Praticando o exercício do esquecimento. Passar o dia anterior sem qualquer notícia tua foi torturante. Mais difícil que isso é essa incerteza que impera entre nós, o pequeno liame entre o término e o tempo. Depois de anos te dando “bom dia” e trocando emails ao longo do trabalho, não saber se tu dormiu bem, se aquela chata do teu trabalho incomodou é muito estranho. E doído.

Tento racionalizar e partir da premissa de que não nasci grudada à ti, de que já sofri de amor outras vezes e que estou aqui, vivinha da silva. Só que né, se fosse fácil assim eu não estaria aqui escrevendo e não haveria milhões de livros que falam de amor. Sei que a dor é normal e passa, mas e enquanto isso? Não dá pra desligar o coração  da tomada por sei lá, uns 06 meses e “acordar” 100% e sem qualquer cicatriz?

Sou privilegiada por estar rodeada de tantas pessoas que me querem bem. É quando estamos na merda que vemos que até aqueles mais distantes se preocupam contigo, mesmo não havendo um contato diário. Todas as palavras ditas e os mais variados conselhos foram ouvidos e guardados.

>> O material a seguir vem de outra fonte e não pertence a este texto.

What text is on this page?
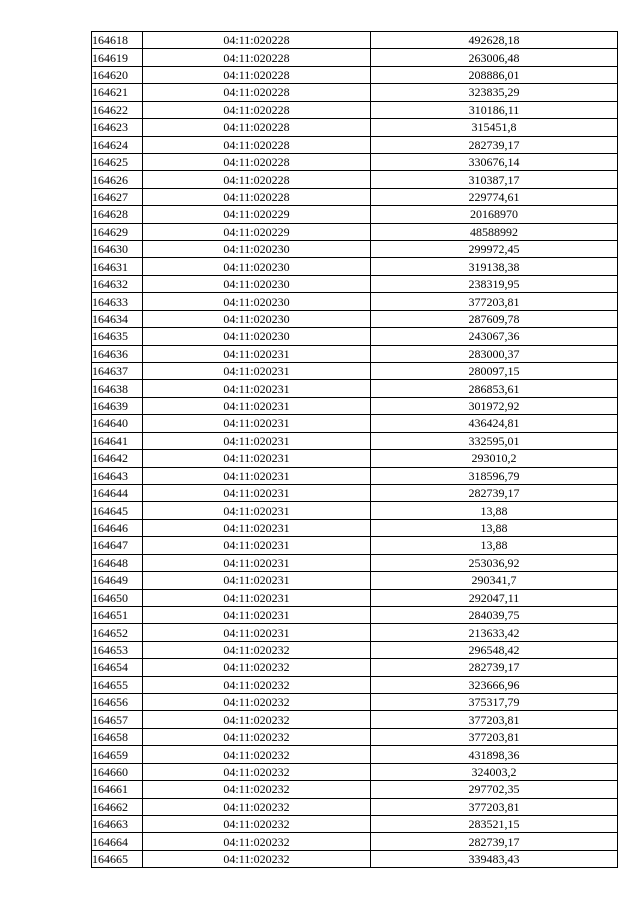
164618	04:11:020228	492628,18
164619	04:11:020228	263006,48
164620	04:11:020228	208886,01
164621	04:11:020228	323835,29
164622	04:11:020228	310186,11
164623	04:11:020228	315451,8
164624	04:11:020228	282739,17
164625	04:11:020228	330676,14
164626	04:11:020228	310387,17
164627	04:11:020228	229774,61
164628	04:11:020229	20168970
164629	04:11:020229	48588992
164630	04:11:020230	299972,45
164631	04:11:020230	319138,38
164632	04:11:020230	238319,95
164633	04:11:020230	377203,81
164634	04:11:020230	287609,78
164635	04:11:020230	243067,36
164636	04:11:020231	283000,37
164637	04:11:020231	280097,15
164638	04:11:020231	286853,61
164639	04:11:020231	301972,92
164640	04:11:020231	436424,81
164641	04:11:020231	332595,01
164642	04:11:020231	293010,2
164643	04:11:020231	318596,79
164644	04:11:020231	282739,17
164645	04:11:020231	13,88
164646	04:11:020231	13,88
164647	04:11:020231	13,88
164648	04:11:020231	253036,92
164649	04:11:020231	290341,7
164650	04:11:020231	292047,11
164651	04:11:020231	284039,75
164652	04:11:020231	213633,42
164653	04:11:020232	296548,42
164654	04:11:020232	282739,17
164655	04:11:020232	323666,96
164656	04:11:020232	375317,79
164657	04:11:020232	377203,81
164658	04:11:020232	377203,81
164659	04:11:020232	431898,36
164660	04:11:020232	324003,2
164661	04:11:020232	297702,35
164662	04:11:020232	377203,81
164663	04:11:020232	283521,15
164664	04:11:020232	282739,17
164665	04:11:020232	339483,43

As lágrimas secaram temporariamente já que a vida continua e eu não posso me deixar abalar. O silêncio me fez rever, repensar muitas atitudes minhas que concordo não terem sido adequadas. Não sou do tipo de mulher que me vitimizo frente a um acontecimento, e se houve uma ruptura algo aconteceu de ambas partes.

Como disse uma amiga minha: “virginianos e sua mania de sair batendo a porta e ir embora.” Pois é. Errei. Mas tu também errou, ok? Agora orgulhos à parte, a gente precisa conversar. Não jogo fora uma história por desacordos que possam ser resolvidos.

Não vou mais bater a porta na tua cara.